Liegt die Bedeutung des Referenzpunktes "Europa" gerade aufgrund der aktuellen Diskurse auf der Hand, so verwundert es, dass dieser bislang noch nicht detailliert und in vergleichender Perspektive untersucht worden ist. Dieses Desiderat greift Burkhard Wöller auf und entwickelt eine höchst spannende Analyse, indem er inhaltliche Kontinuitäten, Brüche und Parallelen zwischen dem polnischen und ukrainischen Diskurs im 19. Jahrhundert als Grundlage heutiger Diskurse offenzulegen versucht. Hierbei konzentriert er sich auf das habsburgische Kronland Galizien und Lodomerien, weil dieses gleichermaßen als "Piemont" der polnischen und ruthenischen Nationalbewegung gedient habe und weil es selbst durch seine periphere Lage zum Objekt von Europa-Diskursen geworden sei. Um das Untersuchungsfeld sinnvollerweise weiter einzugrenzen, fokussiert sich Wöller auf die Historiografie: Historiker gehörten im 19. Jahrhundert zu den intellektuellen Eliten und nahmen, insbesondere bei den staatenlosen Völkern, wichtige Funktionen in den Führungsebenen der Nationalbewegungen ein, aber die Historiografie leistete auch einen wesentlichen Beitrag zu den nationalen Bewusstseinsbildungsprozessen. Daher ist es dem Verfasser daran gelegen herauszuarbeiten, wie "Europa" von Historikern beider Nationen unter den galizischen Bedingungen konstruiert wurde.

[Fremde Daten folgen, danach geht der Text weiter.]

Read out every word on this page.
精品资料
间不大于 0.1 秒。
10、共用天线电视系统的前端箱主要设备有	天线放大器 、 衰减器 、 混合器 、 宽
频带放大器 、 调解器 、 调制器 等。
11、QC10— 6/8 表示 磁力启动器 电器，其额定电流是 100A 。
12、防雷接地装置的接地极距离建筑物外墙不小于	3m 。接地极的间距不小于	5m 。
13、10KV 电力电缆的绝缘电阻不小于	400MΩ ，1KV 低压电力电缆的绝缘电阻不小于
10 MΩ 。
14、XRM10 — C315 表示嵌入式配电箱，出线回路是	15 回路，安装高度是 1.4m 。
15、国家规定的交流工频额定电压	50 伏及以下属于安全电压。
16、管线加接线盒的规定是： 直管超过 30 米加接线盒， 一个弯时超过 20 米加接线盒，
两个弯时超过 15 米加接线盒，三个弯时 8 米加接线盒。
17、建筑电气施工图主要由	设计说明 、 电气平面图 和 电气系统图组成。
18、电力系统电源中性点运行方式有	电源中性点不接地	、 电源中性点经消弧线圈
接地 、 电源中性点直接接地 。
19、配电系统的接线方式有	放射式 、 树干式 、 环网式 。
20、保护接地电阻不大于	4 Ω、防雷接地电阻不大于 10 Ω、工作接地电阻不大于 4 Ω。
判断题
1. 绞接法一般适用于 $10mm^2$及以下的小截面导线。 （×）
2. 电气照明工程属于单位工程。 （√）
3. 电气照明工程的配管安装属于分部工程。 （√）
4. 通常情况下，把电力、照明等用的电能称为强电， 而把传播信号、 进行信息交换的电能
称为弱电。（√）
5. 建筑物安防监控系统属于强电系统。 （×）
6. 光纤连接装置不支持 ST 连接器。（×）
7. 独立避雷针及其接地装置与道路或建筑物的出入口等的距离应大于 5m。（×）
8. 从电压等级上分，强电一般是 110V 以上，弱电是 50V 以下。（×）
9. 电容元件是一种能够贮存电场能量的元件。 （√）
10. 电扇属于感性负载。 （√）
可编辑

Um die verschiedenen Ausprägungen, Schwerpunktsetzungen, aber auch Anwendungsmöglichkeiten "Europas" zu untersuchen, untergliedert Wöller seine fundierte Studie im Anschluss an ein einleitendes und ein kontextualisierendes Kapitel, in dem er die Entwicklung der galizischen Geschichtswissenschaft beschreibt, in drei logisch aufeinander aufbauende Kapitel zu den zentralen Motiven der Diskurse. Diese Motive analysiert er exemplarisch und zugleich systematisierend an der Darstellung von Ereignissen oder Personen, die meist von Historikern beider Nationalitäten untersucht wurden: Zunächst geht es ihm um die Analyse von "Europa" als Fortschrittsnarrativ, das die jeweilige "Nation im 'europäischen Zivilisationsprozess'" verortet. Hier wird deutlich, dass der damals in Galizien herrschende Fortschritts- beziehungsweise Modernisierungsdiskurs sich in den Geschichtsdarstellungen rhetorisch widerspiegelt, indem über Vergleiche, Analogien und Einflussbeschreibungen die jeweilige Bedeutung von Personen, etwa Kazimierz Wielki, oder Ereignissen, wie dem 1000. Todestag von Kyrill und Method, genutzt wurden, um ihren Beitrag für "Europa" herauszustellen. Das folgende Kapitel befasst sich mit den Zivilisierungsmissionen, die die Historiker ihrer jeweiligen Nation zuschrieben, beispielsweise in der Kolonisierung Rotreußens durch Kazimierz Wielki oder die Unionen von Krewo, Lublin und Brest. Wöller erkennt hierin eine historiografische Legitimierungsstrategie, indem man die Vorstellung von einer kulturell-zivilisatorischen Mission in die Ereignisse der Vergangenheit hineininterpretierte und dabei ein West-Ost-Entwicklungsgefälle beschrieb. Das polnische Narrativ, das trotz Überschneidungen nicht mit dem Kresy-Mythos gleichzusetzen sei, sei genutzt worden, um das polnische Volk als ebenbürtig zu beschreiben und eindeutig im Westen Europas zu positionieren. Das ruthenische Gegennarrativ habe sich hingegen im Wesentlichen an dem polnischen Narrativ gerieben und nur selten Vorstellungen einer entsprechenden eigenen Mission entwickelt.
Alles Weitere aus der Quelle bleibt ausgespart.